Praperadilan: Antara Finalitas Putusan dan Risiko Lolosnya Tersangka
Efektivitas praperadilan dalam membatalkan penetapan tersangka sejatinya sangat ditentukan oleh pemahaman hakim terhadap hukum acara pidana dan prinsip due process of law. Salah satu titik krusial ada pada penafsiran mengenai “dua alat bukti permulaan yang cukup”. Sayangnya, KUHAP tidak pernah memberikan definisi yang jelas mengenai standar maupun bentuk alat bukti permulaan tersebut. Akibatnya, tafsir atas Pasal 1 angka 14 dan Pasal 184 KUHAP menjadi fondasi utama bagi hakim dalam mengevaluasi sah atau tidaknya tindakan penyidik.

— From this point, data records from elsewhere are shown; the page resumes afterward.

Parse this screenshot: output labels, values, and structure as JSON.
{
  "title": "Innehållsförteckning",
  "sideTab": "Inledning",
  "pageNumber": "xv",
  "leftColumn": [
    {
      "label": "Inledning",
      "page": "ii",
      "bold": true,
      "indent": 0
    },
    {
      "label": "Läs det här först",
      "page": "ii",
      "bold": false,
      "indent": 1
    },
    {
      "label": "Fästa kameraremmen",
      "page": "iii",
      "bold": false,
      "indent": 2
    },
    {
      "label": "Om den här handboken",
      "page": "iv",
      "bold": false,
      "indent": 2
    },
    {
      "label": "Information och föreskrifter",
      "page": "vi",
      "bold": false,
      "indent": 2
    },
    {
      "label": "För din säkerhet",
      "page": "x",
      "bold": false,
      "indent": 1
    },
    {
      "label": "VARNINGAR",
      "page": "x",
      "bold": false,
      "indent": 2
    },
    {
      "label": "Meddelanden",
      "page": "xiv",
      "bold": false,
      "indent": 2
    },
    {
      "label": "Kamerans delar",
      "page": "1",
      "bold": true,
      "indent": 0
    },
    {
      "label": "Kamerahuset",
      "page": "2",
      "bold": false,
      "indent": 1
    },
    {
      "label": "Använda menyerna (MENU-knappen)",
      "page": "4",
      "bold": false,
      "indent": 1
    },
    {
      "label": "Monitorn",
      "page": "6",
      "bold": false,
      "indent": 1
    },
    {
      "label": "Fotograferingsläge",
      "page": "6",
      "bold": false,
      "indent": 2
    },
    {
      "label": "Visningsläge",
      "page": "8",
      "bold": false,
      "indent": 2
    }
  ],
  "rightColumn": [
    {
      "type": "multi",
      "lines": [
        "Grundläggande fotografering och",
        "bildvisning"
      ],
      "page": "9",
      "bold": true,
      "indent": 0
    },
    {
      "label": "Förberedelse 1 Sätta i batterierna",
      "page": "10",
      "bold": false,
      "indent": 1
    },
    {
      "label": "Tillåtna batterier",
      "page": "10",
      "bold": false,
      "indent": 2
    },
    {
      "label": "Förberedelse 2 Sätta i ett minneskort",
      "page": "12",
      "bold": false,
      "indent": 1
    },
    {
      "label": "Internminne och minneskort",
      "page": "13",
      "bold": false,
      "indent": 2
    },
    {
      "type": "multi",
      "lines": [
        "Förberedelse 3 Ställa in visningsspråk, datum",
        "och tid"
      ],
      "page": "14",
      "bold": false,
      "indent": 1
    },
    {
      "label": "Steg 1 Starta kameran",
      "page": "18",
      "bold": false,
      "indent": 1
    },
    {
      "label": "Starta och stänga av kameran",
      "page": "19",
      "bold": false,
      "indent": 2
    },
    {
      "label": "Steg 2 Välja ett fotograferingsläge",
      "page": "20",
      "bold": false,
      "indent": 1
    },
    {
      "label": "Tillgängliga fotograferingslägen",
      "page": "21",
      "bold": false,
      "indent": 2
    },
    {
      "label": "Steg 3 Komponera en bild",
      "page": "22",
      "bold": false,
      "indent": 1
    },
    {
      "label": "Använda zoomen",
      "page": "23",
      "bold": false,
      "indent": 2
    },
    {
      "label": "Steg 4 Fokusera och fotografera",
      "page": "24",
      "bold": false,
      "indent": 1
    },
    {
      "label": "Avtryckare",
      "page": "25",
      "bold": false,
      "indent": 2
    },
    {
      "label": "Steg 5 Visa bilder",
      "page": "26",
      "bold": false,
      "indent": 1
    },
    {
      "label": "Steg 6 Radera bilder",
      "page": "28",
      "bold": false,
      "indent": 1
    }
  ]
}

Di sinilah problem laten muncul. Seperti diingatkan oleh Supomo (2022), “peran subjektivitas hakim sangat tinggi dalam menentukan sah atau tidaknya penetapan tersangka, dan inilah yang menjadikan praperadilan rentan terhadap inkonsistensi putusan antar pengadilan.” Artinya, pada titik tertentu, kualitas perlindungan hukum bagi tersangka amat bergantung pada kualitas nalar dan integritas hakim, bukan semata-mata pada norma hukum yang tertulis.
Namun problem praperadilan tidak berhenti di sana. Tantangan struktural lain yang kerap dipersoalkan adalah finalitas putusan praperadilan. Pasal 83 ayat (1) KUHAP menegaskan bahwa “putusan praperadilan tidak dapat diajukan banding atau kasasi.” Konsekuensinya, jika hakim mengabulkan permohonan praperadilan dan membatalkan penetapan tersangka, maka perkara tersebut tidak bisa dilanjutkan oleh penyidik, meskipun ada bukti kuat untuk menjerat tersangka.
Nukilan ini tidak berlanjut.